本作でも、そのそっくり演技を生かして、自国の国家元首を小馬鹿にする要素を散りばめられている。もちろん、国家元首といえども、所詮は人間だ。だから、プレッツェルをのどに詰まらせたり(公表されているだけでも2回)、記者会見で何度も言葉を咬んだり、自分の牧場なのに「道を間違えた」ということは、誰にでもあり得ること……ではあると思う。残念ながら映画には出てこなかったが、子供に「ホワイトハウスってどんなところ?」と訊ねられて、「白いよ」と答えたという絶妙なボケもあり、ブッシュの迷言には笑わせてもらった。この点だけにフォーカスすれば、雲上人のように近寄りがたい雰囲気を持っているのではなく、どこにでもいるような人間臭く、親しみやすいオヤジではある。
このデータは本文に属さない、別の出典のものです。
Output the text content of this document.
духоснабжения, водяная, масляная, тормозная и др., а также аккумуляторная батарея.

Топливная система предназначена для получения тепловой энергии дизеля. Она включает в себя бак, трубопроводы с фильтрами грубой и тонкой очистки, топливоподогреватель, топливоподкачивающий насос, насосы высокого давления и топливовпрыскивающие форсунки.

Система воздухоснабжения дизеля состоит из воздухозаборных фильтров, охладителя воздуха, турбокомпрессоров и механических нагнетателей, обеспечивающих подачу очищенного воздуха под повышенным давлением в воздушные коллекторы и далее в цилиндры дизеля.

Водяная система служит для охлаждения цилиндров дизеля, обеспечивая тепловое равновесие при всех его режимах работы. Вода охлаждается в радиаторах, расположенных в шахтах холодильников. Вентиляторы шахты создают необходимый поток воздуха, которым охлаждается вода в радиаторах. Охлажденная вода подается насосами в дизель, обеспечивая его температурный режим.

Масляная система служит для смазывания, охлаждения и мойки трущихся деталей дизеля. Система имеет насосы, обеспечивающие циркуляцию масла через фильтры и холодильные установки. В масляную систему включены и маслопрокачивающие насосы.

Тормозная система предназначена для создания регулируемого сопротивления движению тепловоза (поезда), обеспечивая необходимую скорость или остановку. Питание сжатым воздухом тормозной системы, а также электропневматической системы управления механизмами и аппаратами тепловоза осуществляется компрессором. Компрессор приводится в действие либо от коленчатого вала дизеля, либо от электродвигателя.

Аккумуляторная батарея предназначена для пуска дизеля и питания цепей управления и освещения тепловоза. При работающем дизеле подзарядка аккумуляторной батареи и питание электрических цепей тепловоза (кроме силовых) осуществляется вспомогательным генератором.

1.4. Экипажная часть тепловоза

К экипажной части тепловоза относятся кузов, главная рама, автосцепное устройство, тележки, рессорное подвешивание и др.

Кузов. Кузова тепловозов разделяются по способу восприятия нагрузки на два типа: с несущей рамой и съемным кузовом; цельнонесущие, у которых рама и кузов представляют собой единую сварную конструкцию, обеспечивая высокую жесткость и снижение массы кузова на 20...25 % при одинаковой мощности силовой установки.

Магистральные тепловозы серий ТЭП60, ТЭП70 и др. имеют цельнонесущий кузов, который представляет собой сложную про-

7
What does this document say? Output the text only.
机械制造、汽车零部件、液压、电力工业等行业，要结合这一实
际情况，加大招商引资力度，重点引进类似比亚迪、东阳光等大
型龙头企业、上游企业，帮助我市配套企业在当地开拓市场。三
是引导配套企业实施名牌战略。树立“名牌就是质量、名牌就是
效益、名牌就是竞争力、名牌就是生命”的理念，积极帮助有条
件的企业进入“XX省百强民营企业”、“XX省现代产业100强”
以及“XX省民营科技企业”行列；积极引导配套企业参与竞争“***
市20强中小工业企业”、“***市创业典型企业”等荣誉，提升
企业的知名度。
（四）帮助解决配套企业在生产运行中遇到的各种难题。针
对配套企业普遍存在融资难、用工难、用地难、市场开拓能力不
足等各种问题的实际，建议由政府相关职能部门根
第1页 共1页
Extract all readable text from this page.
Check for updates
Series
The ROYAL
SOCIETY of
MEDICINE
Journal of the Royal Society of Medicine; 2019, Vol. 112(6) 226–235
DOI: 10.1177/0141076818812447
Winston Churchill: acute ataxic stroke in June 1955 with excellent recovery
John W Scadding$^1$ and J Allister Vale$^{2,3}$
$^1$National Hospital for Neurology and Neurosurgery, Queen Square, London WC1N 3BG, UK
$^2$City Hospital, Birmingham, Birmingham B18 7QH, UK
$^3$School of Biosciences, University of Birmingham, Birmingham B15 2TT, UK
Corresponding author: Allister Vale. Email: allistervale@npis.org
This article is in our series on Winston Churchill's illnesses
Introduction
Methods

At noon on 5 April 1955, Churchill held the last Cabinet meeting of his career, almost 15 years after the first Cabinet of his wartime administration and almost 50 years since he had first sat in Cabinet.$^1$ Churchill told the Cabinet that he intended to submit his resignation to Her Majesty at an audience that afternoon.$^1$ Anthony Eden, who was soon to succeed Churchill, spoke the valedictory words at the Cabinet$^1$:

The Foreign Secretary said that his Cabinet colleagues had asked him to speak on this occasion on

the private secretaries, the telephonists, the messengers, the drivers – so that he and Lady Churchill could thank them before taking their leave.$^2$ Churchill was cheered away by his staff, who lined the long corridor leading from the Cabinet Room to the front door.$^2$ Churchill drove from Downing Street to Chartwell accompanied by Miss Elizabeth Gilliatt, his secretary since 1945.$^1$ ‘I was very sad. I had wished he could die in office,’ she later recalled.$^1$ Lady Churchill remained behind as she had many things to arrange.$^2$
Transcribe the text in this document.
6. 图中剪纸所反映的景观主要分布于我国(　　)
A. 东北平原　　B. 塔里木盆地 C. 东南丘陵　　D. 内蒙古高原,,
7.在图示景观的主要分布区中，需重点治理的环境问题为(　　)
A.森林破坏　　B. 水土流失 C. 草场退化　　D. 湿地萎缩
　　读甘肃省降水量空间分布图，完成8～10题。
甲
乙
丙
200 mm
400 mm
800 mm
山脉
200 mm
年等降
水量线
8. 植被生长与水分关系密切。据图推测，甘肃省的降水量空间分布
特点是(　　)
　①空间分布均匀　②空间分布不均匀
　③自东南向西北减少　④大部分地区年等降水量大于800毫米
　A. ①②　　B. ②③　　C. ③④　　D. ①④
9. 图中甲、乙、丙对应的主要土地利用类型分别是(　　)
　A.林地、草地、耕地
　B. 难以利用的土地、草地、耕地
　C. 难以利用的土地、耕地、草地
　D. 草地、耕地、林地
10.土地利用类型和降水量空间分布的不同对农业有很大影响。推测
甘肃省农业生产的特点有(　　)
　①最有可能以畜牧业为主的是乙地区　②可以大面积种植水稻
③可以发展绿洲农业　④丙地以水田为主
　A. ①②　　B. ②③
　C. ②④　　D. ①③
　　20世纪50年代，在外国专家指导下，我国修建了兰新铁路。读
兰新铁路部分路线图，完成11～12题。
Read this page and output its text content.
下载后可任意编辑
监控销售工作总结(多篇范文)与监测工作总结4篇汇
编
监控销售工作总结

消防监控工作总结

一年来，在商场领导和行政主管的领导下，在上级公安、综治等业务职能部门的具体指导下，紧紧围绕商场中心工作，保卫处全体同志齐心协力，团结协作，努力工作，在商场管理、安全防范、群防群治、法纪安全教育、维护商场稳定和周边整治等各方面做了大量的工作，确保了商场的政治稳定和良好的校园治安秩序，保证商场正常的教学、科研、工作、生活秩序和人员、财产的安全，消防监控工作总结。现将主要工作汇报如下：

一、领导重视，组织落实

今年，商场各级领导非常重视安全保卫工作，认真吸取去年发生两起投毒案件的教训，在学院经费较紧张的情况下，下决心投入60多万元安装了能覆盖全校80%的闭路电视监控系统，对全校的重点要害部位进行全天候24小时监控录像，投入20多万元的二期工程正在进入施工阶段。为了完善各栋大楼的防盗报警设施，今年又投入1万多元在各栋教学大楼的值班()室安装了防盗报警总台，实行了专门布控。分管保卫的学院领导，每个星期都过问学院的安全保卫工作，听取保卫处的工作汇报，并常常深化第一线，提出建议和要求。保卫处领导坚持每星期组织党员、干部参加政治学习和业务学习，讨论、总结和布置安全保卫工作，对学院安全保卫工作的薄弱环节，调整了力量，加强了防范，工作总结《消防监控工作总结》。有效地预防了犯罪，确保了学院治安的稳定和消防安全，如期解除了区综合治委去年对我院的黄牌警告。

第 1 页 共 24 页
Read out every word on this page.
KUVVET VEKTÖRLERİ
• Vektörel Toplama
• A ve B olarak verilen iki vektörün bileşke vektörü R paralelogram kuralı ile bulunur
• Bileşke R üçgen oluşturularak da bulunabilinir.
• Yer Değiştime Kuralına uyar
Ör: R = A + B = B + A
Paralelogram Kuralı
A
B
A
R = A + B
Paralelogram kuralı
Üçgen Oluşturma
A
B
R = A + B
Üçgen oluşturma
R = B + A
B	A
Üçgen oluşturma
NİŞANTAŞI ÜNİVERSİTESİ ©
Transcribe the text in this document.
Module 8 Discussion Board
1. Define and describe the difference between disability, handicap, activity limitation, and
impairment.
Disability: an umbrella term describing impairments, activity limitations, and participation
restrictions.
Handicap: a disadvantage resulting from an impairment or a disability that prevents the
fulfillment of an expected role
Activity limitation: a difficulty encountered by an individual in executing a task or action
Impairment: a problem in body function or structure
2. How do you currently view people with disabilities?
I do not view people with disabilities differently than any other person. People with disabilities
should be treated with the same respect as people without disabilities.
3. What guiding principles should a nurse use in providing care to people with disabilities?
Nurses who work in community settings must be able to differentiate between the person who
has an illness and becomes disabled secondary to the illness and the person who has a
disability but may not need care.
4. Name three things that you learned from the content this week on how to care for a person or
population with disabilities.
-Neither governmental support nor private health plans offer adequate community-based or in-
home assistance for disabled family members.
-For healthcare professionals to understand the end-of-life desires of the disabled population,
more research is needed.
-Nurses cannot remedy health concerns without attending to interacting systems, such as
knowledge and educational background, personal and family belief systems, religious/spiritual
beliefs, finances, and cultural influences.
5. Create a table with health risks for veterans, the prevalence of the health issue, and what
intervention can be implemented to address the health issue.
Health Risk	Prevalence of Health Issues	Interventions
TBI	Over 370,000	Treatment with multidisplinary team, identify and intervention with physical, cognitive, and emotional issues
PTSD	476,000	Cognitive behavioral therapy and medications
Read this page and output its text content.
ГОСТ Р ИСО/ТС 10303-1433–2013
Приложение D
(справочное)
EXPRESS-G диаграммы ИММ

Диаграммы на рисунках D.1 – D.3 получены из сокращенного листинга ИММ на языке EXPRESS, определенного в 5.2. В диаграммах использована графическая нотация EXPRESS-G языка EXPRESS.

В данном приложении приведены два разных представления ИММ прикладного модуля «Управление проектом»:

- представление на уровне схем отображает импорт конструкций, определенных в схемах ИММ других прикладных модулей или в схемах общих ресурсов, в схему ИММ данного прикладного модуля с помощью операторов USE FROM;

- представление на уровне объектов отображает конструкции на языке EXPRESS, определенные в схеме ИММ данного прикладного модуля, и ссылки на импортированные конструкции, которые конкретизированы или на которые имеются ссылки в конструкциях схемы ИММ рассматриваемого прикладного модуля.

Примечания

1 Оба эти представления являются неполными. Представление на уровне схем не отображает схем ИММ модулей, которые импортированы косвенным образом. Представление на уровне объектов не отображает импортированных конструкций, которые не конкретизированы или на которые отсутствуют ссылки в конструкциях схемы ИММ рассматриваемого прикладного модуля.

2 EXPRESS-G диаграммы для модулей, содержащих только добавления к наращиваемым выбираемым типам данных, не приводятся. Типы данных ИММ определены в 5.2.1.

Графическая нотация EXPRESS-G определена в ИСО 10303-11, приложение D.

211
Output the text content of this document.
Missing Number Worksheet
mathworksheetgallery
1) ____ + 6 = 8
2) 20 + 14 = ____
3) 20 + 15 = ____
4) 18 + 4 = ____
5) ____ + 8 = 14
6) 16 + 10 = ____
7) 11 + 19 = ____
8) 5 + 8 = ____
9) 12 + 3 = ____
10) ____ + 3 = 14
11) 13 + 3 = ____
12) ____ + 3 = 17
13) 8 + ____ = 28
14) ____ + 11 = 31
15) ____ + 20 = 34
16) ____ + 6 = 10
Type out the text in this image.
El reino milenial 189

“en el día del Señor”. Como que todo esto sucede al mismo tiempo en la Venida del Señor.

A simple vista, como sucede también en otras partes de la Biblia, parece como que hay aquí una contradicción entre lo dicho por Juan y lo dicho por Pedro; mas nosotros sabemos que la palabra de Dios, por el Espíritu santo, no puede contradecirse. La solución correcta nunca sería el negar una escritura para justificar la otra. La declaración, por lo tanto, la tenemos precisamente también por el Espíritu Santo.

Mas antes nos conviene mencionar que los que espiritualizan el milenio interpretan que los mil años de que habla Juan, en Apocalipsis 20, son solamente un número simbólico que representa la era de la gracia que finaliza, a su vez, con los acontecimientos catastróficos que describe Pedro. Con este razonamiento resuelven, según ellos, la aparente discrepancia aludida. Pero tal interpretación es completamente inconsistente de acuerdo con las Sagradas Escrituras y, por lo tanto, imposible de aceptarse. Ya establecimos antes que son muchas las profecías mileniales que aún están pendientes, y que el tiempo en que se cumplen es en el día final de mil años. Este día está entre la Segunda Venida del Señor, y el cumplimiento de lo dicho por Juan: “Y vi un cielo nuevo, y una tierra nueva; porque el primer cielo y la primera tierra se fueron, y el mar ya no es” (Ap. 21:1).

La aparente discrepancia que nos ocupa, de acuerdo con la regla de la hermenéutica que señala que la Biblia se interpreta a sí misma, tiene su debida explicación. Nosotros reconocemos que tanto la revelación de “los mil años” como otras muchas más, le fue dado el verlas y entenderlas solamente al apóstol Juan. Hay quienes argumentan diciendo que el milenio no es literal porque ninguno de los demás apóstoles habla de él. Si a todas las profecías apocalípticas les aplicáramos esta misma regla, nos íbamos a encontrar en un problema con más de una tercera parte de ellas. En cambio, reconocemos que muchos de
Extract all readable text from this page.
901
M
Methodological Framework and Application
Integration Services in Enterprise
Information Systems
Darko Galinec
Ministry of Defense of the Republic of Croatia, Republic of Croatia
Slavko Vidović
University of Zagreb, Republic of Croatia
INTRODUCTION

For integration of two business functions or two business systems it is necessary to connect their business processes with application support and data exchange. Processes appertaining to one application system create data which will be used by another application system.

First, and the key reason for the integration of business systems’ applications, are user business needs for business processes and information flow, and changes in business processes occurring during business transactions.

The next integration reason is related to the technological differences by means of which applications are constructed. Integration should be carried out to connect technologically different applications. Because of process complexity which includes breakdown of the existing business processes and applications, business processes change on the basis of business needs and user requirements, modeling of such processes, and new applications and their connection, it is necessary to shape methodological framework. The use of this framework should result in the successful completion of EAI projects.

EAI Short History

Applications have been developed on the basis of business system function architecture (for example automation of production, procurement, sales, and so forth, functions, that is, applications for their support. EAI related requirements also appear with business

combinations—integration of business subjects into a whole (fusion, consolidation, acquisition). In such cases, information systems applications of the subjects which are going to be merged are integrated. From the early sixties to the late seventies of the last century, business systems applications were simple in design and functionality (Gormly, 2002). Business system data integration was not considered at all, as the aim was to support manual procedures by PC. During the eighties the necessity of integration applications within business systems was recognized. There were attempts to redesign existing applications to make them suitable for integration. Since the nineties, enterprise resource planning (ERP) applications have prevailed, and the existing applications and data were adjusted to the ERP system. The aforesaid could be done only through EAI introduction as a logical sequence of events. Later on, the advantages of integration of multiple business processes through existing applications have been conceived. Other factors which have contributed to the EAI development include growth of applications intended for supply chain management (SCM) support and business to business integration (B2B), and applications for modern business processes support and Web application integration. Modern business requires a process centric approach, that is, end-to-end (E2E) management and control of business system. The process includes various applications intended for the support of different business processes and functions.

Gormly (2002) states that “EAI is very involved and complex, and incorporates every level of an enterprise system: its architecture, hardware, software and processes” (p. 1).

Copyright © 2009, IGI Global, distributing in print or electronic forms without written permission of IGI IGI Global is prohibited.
しかし、彼は世界のリーダーたる超大国・米国の大統領なのだ。「親しみやすい」だけでは済まされないはず。見ている方は「こんな情けない人物が国のトップで良いのか?」と思わずにはいられない。本作の全米公開は昨年10月で、まさに大統領選のまっただ中。“No more Bush!”とばかりに、ブッシュと同じ共和党から出馬したマケイン氏を押さえ、民主党のオバマ氏が当選。筆者も個人的にはブッシュを最悪の大統領だと思っているのだが、唯一功績を残したと言えることがあるとするならば、オバマ氏がブッシュ時代からの“CHANGE”を訴え続けたことが強い原動力となり、実現不可能とも思えた人種の壁をぶち破り、初のアフリカ系大統領を誕生させた気運を作ったことだろう。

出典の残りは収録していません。